Já imaginaram se a novela dos remédios, que começou envolvendo um laboratório estrangeiro, fosse com laboratórios brasileiros instalados na Europa? Já pensaram no tamanho dos processos, principalmente nos Estados Unidos? Seríamos banidos imediatamente do mercado, sofreríamos sanções comerciais e tarifárias de especial severidade e todo brasileiro, durante algum tempo, seria visto como falsificador ou contrabandista de remédios. Bem verdade que estamos no país do xixi com guaraná ou do guaraná tido como xixi, não cheguei a entender bem (em todo caso, vou dar um tempo no consumo de guaraná; tem células epiteliais não sei de quem e piócitos, embora raros), mas esse tipo de coisa ocorre lá também, assim como máfias, corrupção e neonazistas.

E se mantém a ilusão de que a vida cotidiana no Primeiro Mundo é moleza. Não é moleza, a não ser para os ricos, mas, para os ricos, é moleza em qualquer lugar. Para a classe média, a trabalheira é muito maior do que aqui. Alegue-se que aqui a gente dispõe de mão-de-obra barata e ainda se pode ter empregada doméstica. Verdade, mas não estou escrevendo sobre o que deve ser, estou escrevendo sobre o que é. Em Berlim, por exemplo, o apartamento de um professor amigo meu, de boa situação na universidade em que ensina, fica no quinto andar de um edifício sem elevador. O aquecimento é a carvão, de maneira que, durante os longos invernos prussianos, meu amigo é forçado a levar cargas de carvão escada acima e trazer cinza escada abaixo, todos os dias.

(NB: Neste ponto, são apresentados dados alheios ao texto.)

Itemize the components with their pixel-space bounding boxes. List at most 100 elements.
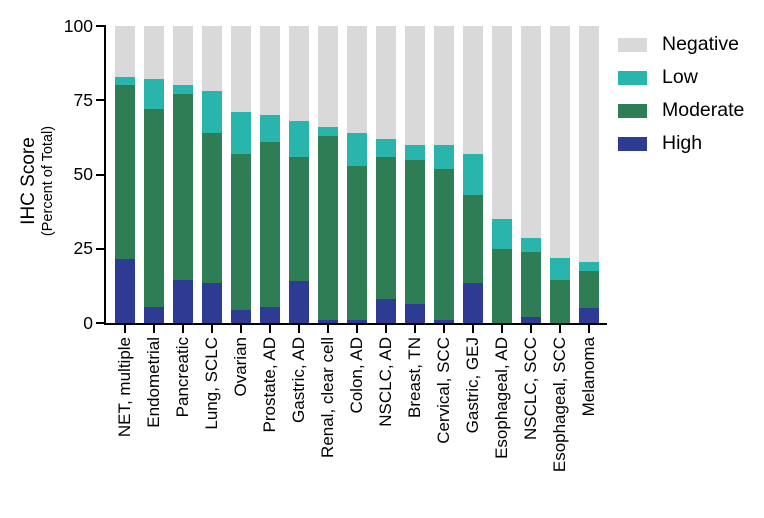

O classe média não tem colher de chá nenhuma. Nem ele nem a mulher dele, é claro. Pensem numa vantagenzinha daqui. Alguém para lavar ou limpar o carro? Nunca. Alguém para cortar a grama? Nem pensar. Alguém para consertar um móvel quebrado? Que se mobilize o dono da casa ou então deixe o móvel fora para os lixeiros pegarem, passando a fazer uma ginástica orçamentária a fim de comprar um novo. Criar filho é uma mão-de-obra tão grande que a taxa de nascimento vem decrescendo em praticamente toda a Europa. Mesmo com creches, a trabalheira é ainda enorme, principalmente nos primeiros anos de vida do pimpolho. Há até restaurantes que aceitam o ingresso de cachorros, mas não de crianças pequenas. Além disso, comer em restaurantes também pesa no orçamento e o que se vê de gente almoçando porcaria na rua é um espanto.

Não quero dizer com isso que devemos continuar atrasados e injustos para com a maioria do povo. O que quero é contribuir um pouco para que tenhamos uma visão realista das coisas e não fiquemos babando diante de tudo de fora. Temos muitas qualidades como povo, temos muito do que nos orgulhar, a ponto de gente como eu, apesar de todos os encantos da Bósnia, preferir ficar por aqui mesmo, condenado ao sexo. Condenação, por sinal, que mostra outra deficiência nossa, a qual cabe reconhecer: a morosidade do Poder Judiciário. Até hoje não recebi notificação nenhuma dessa condenação e ainda não fui obrigado a nenhum ato de sexo. E, pecado desta vez sociológico, nenhuma amiga minha ainda me jogou a blusa em sinal de confraternização. Protesto, isto é uma esculhambação, coisa de Primeiro Mundo.